Dedicated electronics buyback websites sit somewhere between a trade-in and a marketplace. They promise speed and less effort than listing a device yourself, and sometimes they beat local offers for specific models.
These sites can work well for popular phones, tablets, and laptops with predictable resale markets. You enter the model and condition, receive an offer, and ship the item. If the condition matches the description, the process can be smooth.
But this is where condition disputes can show up. A site may downgrade the offer after receiving the device, especially if the damage is more severe than expected or if there are issues you did not notice. That does not mean every buyback service is bad. It just means you should read the terms carefully and understand how revised offers are handled.

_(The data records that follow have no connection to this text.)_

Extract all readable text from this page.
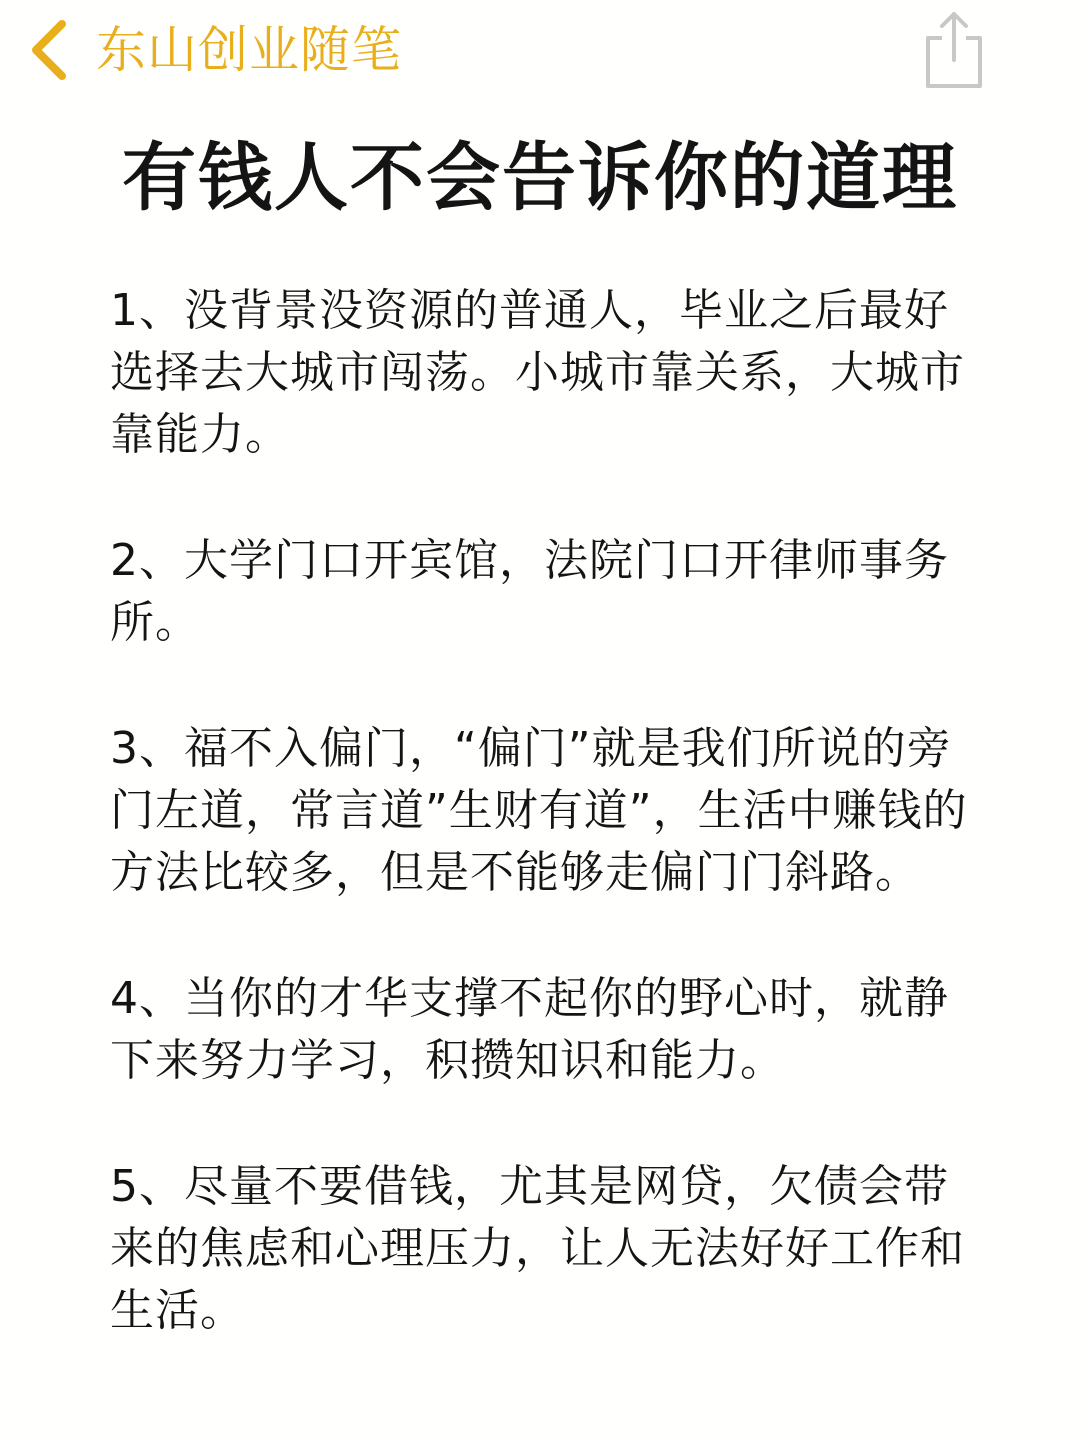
东山创业随笔
有钱人不会告诉你的道理

1、没背景没资源的普通人，毕业之后最好选择去大城市闯荡。小城市靠关系，大城市靠能力。

2、大学门口开宾馆，法院门口开律师事务所。

3、福不入偏门，“偏门”就是我们所说的旁门左道，常言道”生财有道”，生活中赚钱的方法比较多，但是不能够走偏门门斜路。

4、当你的才华支撑不起你的野心时，就静下来努力学习，积攒知识和能力。

5、尽量不要借钱，尤其是网贷，欠债会带来的焦虑和心理压力，让人无法好好工作和生活。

If you go this route, take photos of the device from every angle before shipping it. Record serial numbers if available. Remove all accounts and erase personal data first.

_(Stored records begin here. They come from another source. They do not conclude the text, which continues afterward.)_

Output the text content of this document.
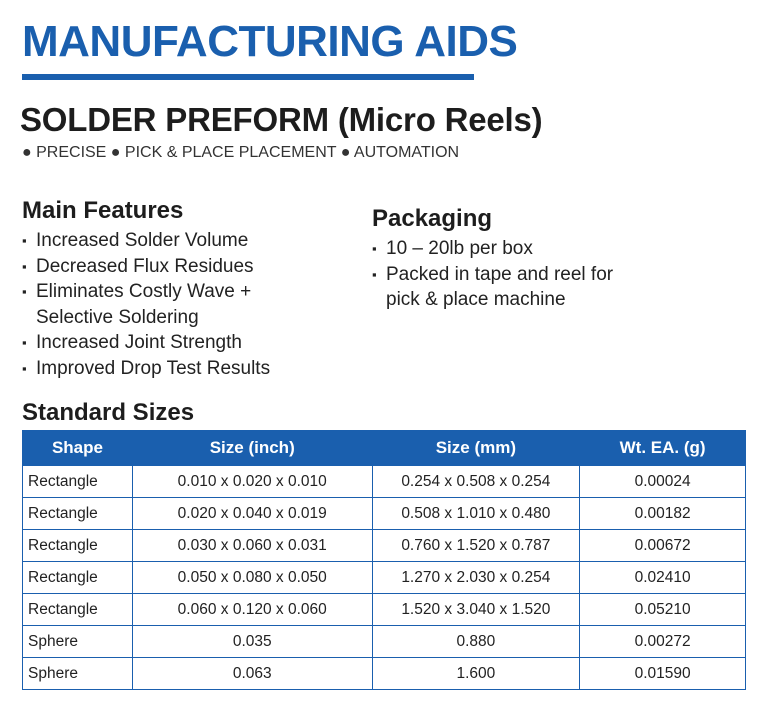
MANUFACTURING AIDS
SOLDER PREFORM (Micro Reels)
● PRECISE ● PICK & PLACE PLACEMENT ● AUTOMATION
Main Features
▪ Increased Solder Volume
▪ Decreased Flux Residues
▪ Eliminates Costly Wave +
Selective Soldering
▪ Increased Joint Strength
▪ Improved Drop Test Results
Packaging
▪ 10 – 20lb per box
▪ Packed in tape and reel for
pick & place machine
Standard Sizes
Shape	Size (inch)	Size (mm)	Wt. EA. (g)
Rectangle	0.010 x 0.020 x 0.010	0.254 x 0.508 x 0.254	0.00024
Rectangle	0.020 x 0.040 x 0.019	0.508 x 1.010 x 0.480	0.00182
Rectangle	0.030 x 0.060 x 0.031	0.760 x 1.520 x 0.787	0.00672
Rectangle	0.050 x 0.080 x 0.050	1.270 x 2.030 x 0.254	0.02410
Rectangle	0.060 x 0.120 x 0.060	1.520 x 3.040 x 1.520	0.05210
Sphere	0.035	0.880	0.00272
Sphere	0.063	1.600	0.01590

Buyback sites are best for sellers who want a middle ground between convenience and payout.
Sometimes a device is too old, too damaged, or too obscure to sell easily. At that point, recycling may be the better move. While recyclers are not always the best places to sell broken electronics for profit, they can still be the right answer when safe disposal matters more than resale value.

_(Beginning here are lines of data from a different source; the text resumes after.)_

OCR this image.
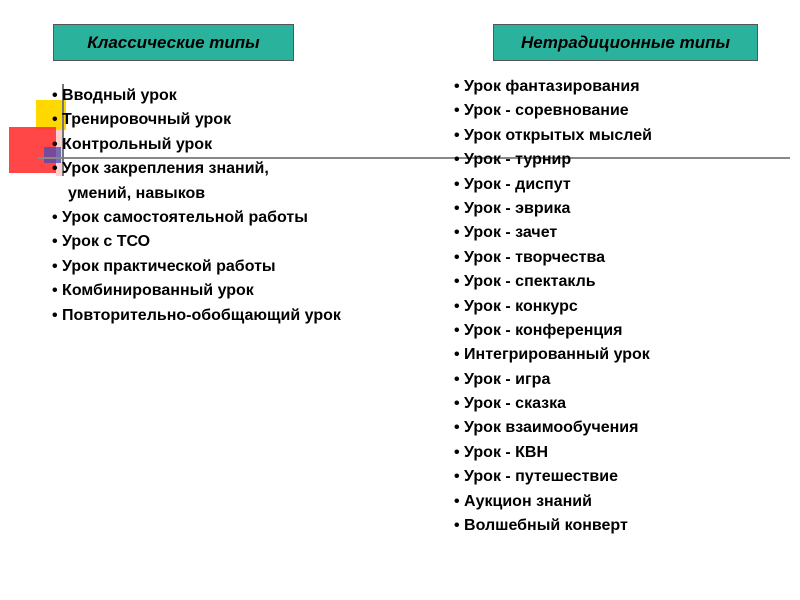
Классические типы	Нетрадиционные типы
• Вводный урок
• Тренировочный урок
• Контрольный урок
• Урок закрепления знаний,
умений, навыков
• Урок самостоятельной работы
• Урок с ТСО
• Урок практической работы
• Комбинированный урок
• Повторительно-обобщающий урок
• Урок фантазирования
• Урок - соревнование
• Урок открытых мыслей
• Урок - турнир
• Урок - диспут
• Урок - эврика
• Урок - зачет
• Урок - творчества
• Урок - спектакль
• Урок - конкурс
• Урок - конференция
• Интегрированный урок
• Урок - игра
• Урок - сказка
• Урок взаимообучения
• Урок - КВН
• Урок - путешествие
• Аукцион знаний
• Волшебный конверт
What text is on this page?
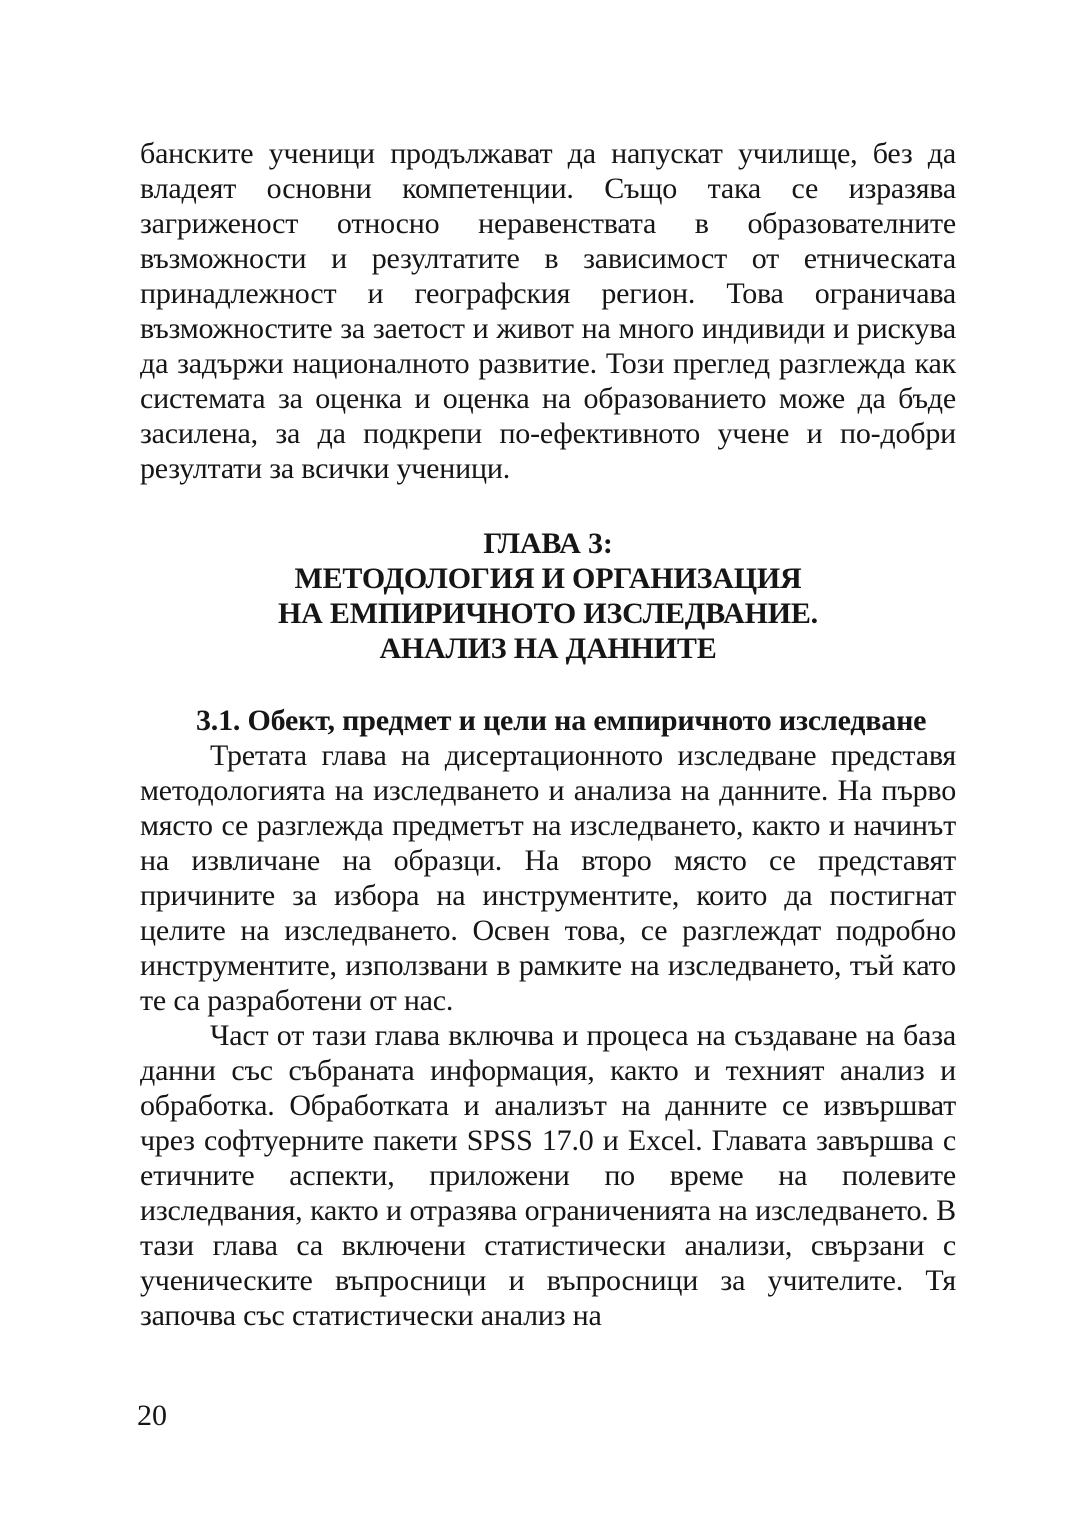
банските ученици продължават да напускат училище, без да владеят основни компетенции. Също така се изразява загриженост относно неравенствата в образователните възможности и резултатите в зависимост от етническата принадлежност и географския регион. Това ограничава възможностите за заетост и живот на много индивиди и рискува да задържи националното развитие. Този преглед разглежда как системата за оценка и оценка на образованието може да бъде засилена, за да подкрепи по-ефективното учене и по-добри резултати за всички ученици.

ГЛАВА 3:
МЕТОДОЛОГИЯ И ОРГАНИЗАЦИЯ
НА ЕМПИРИЧНОТО ИЗСЛЕДВАНИЕ.
АНАЛИЗ НА ДАННИТЕ
3.1. Обект, предмет и цели на емпиричното изследване

Третата глава на дисертационното изследване представя методологията на изследването и анализа на данните. На първо място се разглежда предметът на изследването, както и начинът на извличане на образци. На второ място се представят причините за избора на инструментите, които да постигнат целите на изследването. Освен това, се разглеждат подробно инструментите, използвани в рамките на изследването, тъй като те са разработени от нас.

Част от тази глава включва и процеса на създаване на база данни със събраната информация, както и техният анализ и обработка. Обработката и анализът на данните се извършват чрез софтуерните пакети SPSS 17.0 и Excel. Главата завършва с етичните аспекти, приложени по време на полевите изследвания, както и отразява ограниченията на изследването. В тази глава са включени статистически анализи, свързани с ученическите въпросници и въпросници за учителите. Тя започва със статистически анализ на

20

This is especially true for swollen batteries, heavily corroded devices, or very outdated hardware with little parts demand. Some recycling programs pay a small amount for scrap or recoverable materials, but many focus more on responsible disposal than meaningful payout.
If you choose this route, make sure the recycler accepts electronics specifically and handles batteries properly. A broken laptop or phone should not end up in regular trash.
The place you choose matters, but so does the device itself. Brand and model are big factors. Newer iPhones and premium Samsung devices usually hold value better than budget phones because parts demand stays strong. Popular laptops, tablets, and gaming systems also tend to have better resale markets.
The type of damage matters too. A cracked screen is usually easier to price than liquid damage or a board-level failure. Devices that still power on are often worth more because buyers can test key functions. If the device is activation locked, carrier locked in a problematic way, or missing major components, value can drop fast.
Storage capacity, cosmetic condition, original accessories, and battery health can also affect the final number. Even on a broken device, these details help buyers judge whether repair and resale make sense.
A little prep can make a real difference. Remove your personal data, sign out of your accounts, and factory reset the device if possible. If the device will not turn on, at least make sure features like Find My or activation lock are removed from your account if you can access them remotely.
Clean the device lightly and take clear photos. Be specific about the issue instead of saying it is just broken. A better description often gets a better offer because it reduces the buyer’s risk.
It is also smart to compare at least two or three options. Get a local quote, check a buyback site, and see what similar broken devices are selling for on a marketplace. That gives you a realistic range instead of guessing.
If the difference between repairing and selling is small, ask for both numbers. Sometimes a modest repair turns a nearly worthless device into something much easier to sell. Other times the repair cost is not justified. The right answer depends on the model, the damage, and how long you plan to keep using it.
A broken device does not have to sit in a drawer for another year. Whether you want fast cash, the highest offer, or the easiest handoff, the best move is the one that matches your timeline and keeps the process simple enough to actually get done.